Ils se récrièrent tous et prêtèrent une oreille attentive au récit que le camarade complaisant se mit à leur faire de l’existence du kaiser. Il ne leur racontait que ce que les journaux avaient déjà révélé, mais cela ne diminuait pas leur gratitude à son égard. Ils étaient littéralement suspendus à ses lèvres; ils se recueillaient, comme s’il se fût agi de quelque légende sacrée, pour ne rien perdre des faits et gestes de celui que, depuis leur enfance, ils avaient appris à entourer de leur respect et de leur vénération.
--Maudits soient ceux qui l’ont laissé arriver là! formula Rittersdorf dans le silence qui se fit lorsque Thor cessa de parler.
--Du calme, Rittersdorf; conseilla Kammitz, qui jeta sur la porte un regard inquiet.
--Du calme! Comment! s’irrita le baron. Faudra-t-il donc toujours se taire et la parole restera-t-elle à ceux qui ont trahi le kaiser et, avec lui, la patrie, pour s’emparer du pouvoir?
--Tout à fait mon avis, approuva Sellenkamp.
--Voilà parler selon mon cœur, appuya à son tour l’aîné des Walding, tandis que le cadet laissait entendre un gloussement qui, vraisemblablement, devait notifier son parfait acquiescement aux paroles de l’aîné.
--Et qui donc a causé notre défaite? reprit Rittersdorf, sans se laisser troubler ni par les regards du comte qui semblait craindre l’indiscrétion possible d’un garçon aux écoutes, ni par le sourire désabusé qui flottait sur les lèvres de Tornten. Ce ne sont, certes, ni le kaiser ni ses conseillers. Cela, c’est une fable que l’on débite au peuple pour lui faire encaisser les plans des démagogues. Ce n’est pas non plus l’ennemi qui nous a vaincus; c’est l’arrière!
--Fameux, l’arrière! glapit l’aspirant.
--Paul... ta gueule! chuchota son frère, qui observait que le débat n’était pas du goût de Kammitz.
--Et qu’ont-ils fait de notre pauvre Allemagne? Une non-valeur, une invalide! Un jour, nos neveux nous maudiront. Mais on verra plus clair alors que ne le fait la génération actuelle. L’histoire nous donnera raison; elle réhabilitera ceux-là qu’aujourd’hui tous les folliculaires de la presse abreuvent de leurs injures.
«Combien grand le Reich n’était-il pas devenu sous notre kaiser! Comme ce souverain avait su consolider notre puissance, non seulement dans les armes, mais aussi dans l’industrie et dans le commerce!

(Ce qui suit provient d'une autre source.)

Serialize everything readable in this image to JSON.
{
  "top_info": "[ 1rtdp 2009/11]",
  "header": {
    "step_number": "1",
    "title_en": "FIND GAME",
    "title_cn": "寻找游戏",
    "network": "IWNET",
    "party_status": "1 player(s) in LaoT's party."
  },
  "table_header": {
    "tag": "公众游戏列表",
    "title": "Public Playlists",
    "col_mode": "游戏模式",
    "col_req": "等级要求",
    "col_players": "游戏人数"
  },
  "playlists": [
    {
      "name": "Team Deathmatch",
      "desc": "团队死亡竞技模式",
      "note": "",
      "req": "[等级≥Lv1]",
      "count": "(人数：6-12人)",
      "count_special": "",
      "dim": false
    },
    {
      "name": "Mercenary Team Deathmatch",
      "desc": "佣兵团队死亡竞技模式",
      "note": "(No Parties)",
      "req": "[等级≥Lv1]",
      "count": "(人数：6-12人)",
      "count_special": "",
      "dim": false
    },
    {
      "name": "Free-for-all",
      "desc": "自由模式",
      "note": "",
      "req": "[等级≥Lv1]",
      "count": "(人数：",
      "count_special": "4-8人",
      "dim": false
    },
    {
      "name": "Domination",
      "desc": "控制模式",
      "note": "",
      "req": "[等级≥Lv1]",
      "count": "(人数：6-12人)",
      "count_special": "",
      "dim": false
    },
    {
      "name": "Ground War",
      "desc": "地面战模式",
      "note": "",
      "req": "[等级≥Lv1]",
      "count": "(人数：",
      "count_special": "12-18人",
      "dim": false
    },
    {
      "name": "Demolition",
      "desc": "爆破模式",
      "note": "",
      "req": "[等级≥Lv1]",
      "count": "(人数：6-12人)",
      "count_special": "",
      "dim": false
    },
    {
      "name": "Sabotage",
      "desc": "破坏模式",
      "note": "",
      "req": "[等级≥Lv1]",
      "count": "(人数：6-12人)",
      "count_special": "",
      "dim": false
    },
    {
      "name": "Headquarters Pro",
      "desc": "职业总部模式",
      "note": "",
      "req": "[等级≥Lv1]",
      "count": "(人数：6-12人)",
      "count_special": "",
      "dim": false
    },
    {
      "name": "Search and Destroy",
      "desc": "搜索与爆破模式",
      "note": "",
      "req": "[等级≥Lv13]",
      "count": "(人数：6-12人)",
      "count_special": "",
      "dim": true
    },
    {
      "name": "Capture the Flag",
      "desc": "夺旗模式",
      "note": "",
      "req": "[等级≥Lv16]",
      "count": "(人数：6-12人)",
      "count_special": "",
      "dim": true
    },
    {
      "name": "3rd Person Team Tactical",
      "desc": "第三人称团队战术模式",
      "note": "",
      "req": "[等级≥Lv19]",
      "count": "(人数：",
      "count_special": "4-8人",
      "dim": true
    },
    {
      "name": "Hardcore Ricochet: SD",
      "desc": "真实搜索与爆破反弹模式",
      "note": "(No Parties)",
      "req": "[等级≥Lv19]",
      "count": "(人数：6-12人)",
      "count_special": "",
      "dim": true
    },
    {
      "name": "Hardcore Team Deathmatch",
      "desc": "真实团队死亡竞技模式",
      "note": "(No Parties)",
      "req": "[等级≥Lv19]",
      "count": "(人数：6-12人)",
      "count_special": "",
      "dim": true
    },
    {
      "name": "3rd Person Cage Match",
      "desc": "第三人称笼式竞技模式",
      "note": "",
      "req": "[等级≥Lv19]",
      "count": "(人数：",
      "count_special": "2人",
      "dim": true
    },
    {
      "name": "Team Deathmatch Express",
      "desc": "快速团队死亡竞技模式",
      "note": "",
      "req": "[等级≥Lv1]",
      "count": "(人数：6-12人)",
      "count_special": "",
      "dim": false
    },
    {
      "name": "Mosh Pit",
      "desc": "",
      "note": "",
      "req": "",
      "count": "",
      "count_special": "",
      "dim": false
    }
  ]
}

«Partout où nos couleurs paraissaient sur les mers lointaines, elles étaient saluées avec enthousiasme par nos amis et par nos ennemis avec les marques d’une déférence hargneuse. Et maintenant?... Maintenant, le dernier des novices anglais conspue notre drapeau.
--Vous allez un peu fort! s’interposa le comte Kammitz, arrêtant cette explosion de frénésie. On peut parler plus tranquillement de ces choses quand on n’a pas l’esprit de choisir un autre sujet de conversation.
Rittersdorf se prit la tête entre les mains et se mit à fourrager sa belle chevelure blonde et touffue, haletant d’indignation contenue.
Thor de Tornten songeait, non sans compassion, à l’objet lointain du débat. Il savait ce que signifiait la défaillance de cet homme autour duquel, dans les jours de trouble de l’automne dernier, s’était écroulé tout ce monde qui jusqu’alors se pressait autour de son trône.